Wednesday, June 14, 2006

Film Review--Love Film (1970)

There are a few truly great movies in the world that even big time film fanatics have rarely seen. István Szabó's Love Film is one of these. I was first exposed to Love Film about 3 years by chance--somehow my brother had found a copy. Ever since then I have been a prophet of this movie.

The story is fairly simple: Jansci and Kata are very close friends during World War II Budapest. Over time, perhaps because post-war Stalinist Hungary attacks them for putting themselves over the collective, they separate. They start seeing each other again in 1956, but the Soviets invade and Kata flees to France while Jansci stays in Hungary. They keep in touch over the years and around ten years later, Jansci comes to France at Kata's request. They instantly fall in love again but they can't stay together. Jansci's life is in Hungary, Kata's in France.

But like so many of the best love stories, the straightforward plot allows for intense emotions, great beauty, and an overwhelming experience of getting to know these people and feel what they are feeling. It is a slowpaced film, but that slow pacing allows for greater understanding of what makes up their love and their ultimately failed relationship.

Hungarian history plays a huge role in this film. It is WWII that brings them together in the same house. Stalinism plays a role in separating them. 1956 breaks them apart for good. Szabó does more than just bluntly throw the politics into his film. Rather, he uses Jansci's intense nostalgia for his childhood with Kata as a way to show how politics and history can ruin our lives. The scene in France where Jansci and Kata are having dinner with Hungarian expats includes one of the most intense scenes I've ever seen on film. The camera moves in for a closeup of a woman standing between Jansci and Kata as she tells of how she survived the Nazis. She was standing in front of a firing squad on the banks of the Danube. They start firing and as an instinct she falls into the water a split second before the bullets would have mowed her down. The day was foggy and she managed to swim to the center of the river without being seen. She survives this and walks to Yugoslavia, eventually making it to France. Her telling of this harrowing tale may only take 2-3 minutes but it seemed like 7 or 8. What is really great about this is the patient way Szabó uses his camera. In a modern American film, this scene probably would have used a voiceover and the action would have been filmed. But the power of watching this woman's face as she tells the story provides a much greater punch than actually watching the woman escape.
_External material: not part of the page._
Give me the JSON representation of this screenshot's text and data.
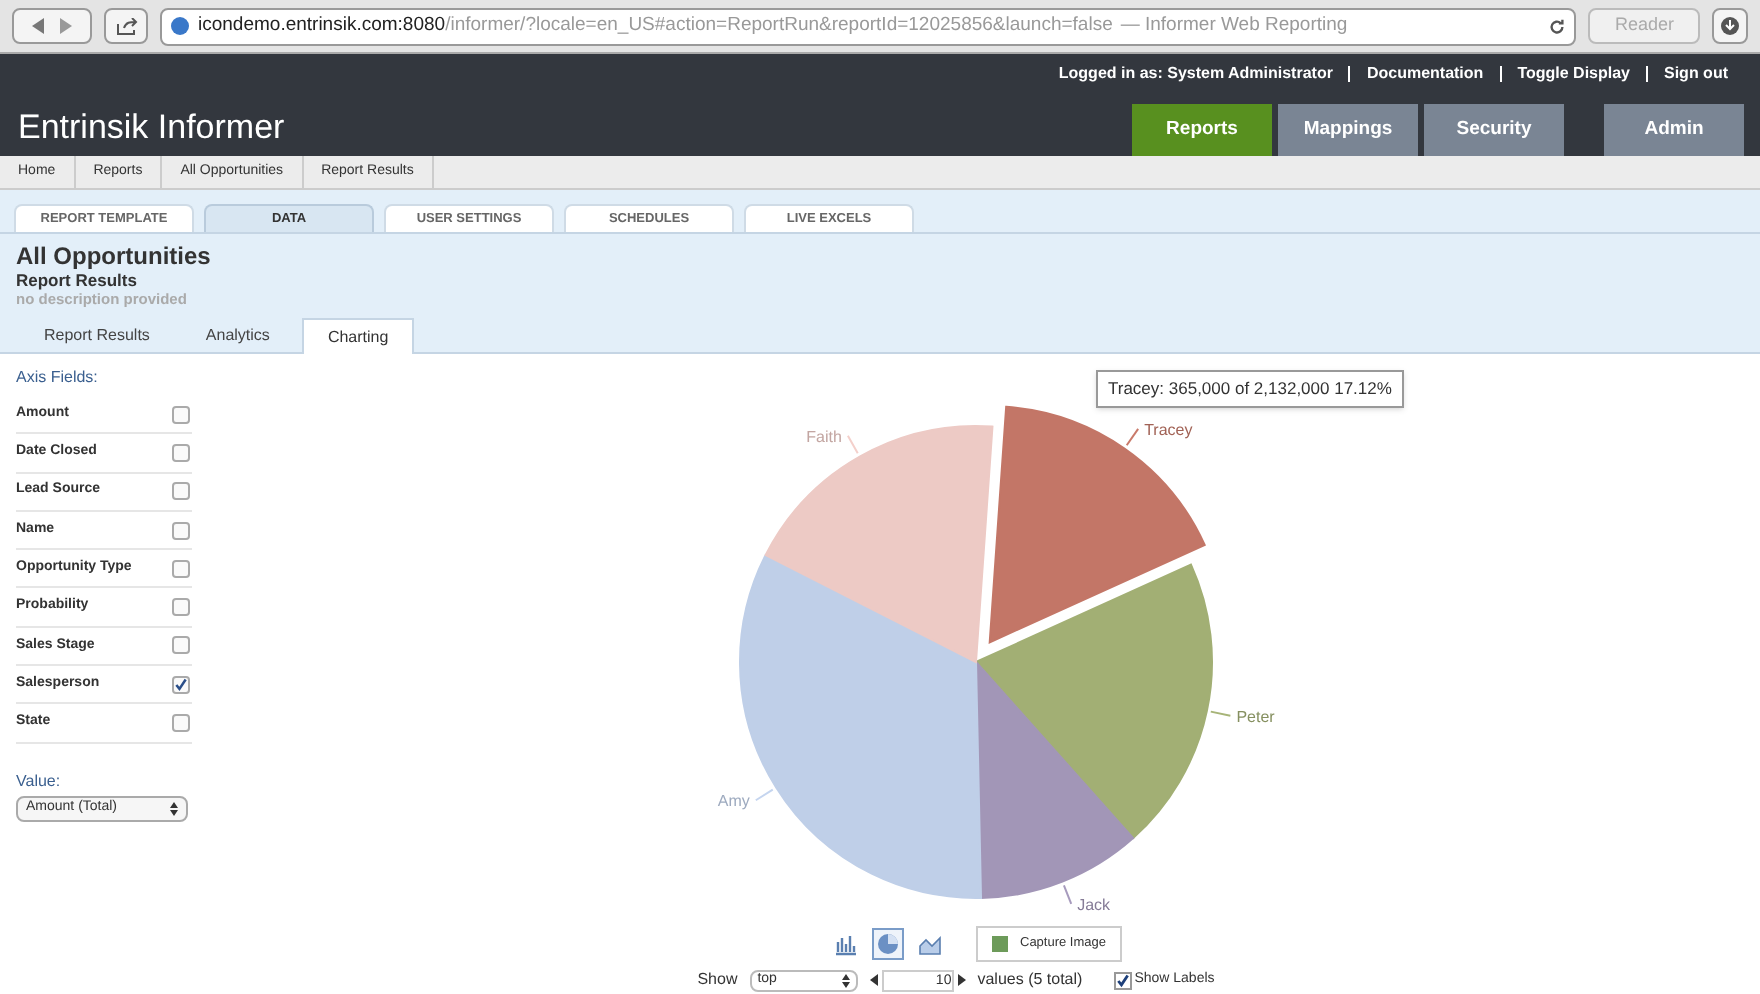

But ultimately, the movie is much more about love than politics, even if the two are inseparable. As Kata and Jansci are fretting over their lack of future, Kata says (and I wish I could find a quote on this) that love is only half of it--you have to have the same goals as well. True words there. Despite the politics and the history and the hell of war that get in Kata and Jansci's way, this statement rings true for pretty much all of us.

My love of this film is by no way lessened by Judit Halász, who plays Kata. I find Halász stunningly beautiful in this film with shockingly striking eyes. Both Halász and András Bálint, who played Jansci, are excellent in the film. But I could see why Jansci would travel halfway across Europe to meet Kata after actually seeing her. Plus this film is supposed to take place in 1966, which was a really strong time for women's fashion. That period just before the hippie thing took over is just perfect. The hair, the clothes, the increasingly open expression of sexuality through fashion just before going off the deep end--it's just perfect. And Kata represents that in all its glory.

Love Film is not particularly easy to find. It's distributed by Kino and is on Netflix but good luck in finding it at your local video store, even if it's a good one. If you can see it though, I would recommend few movies more highly.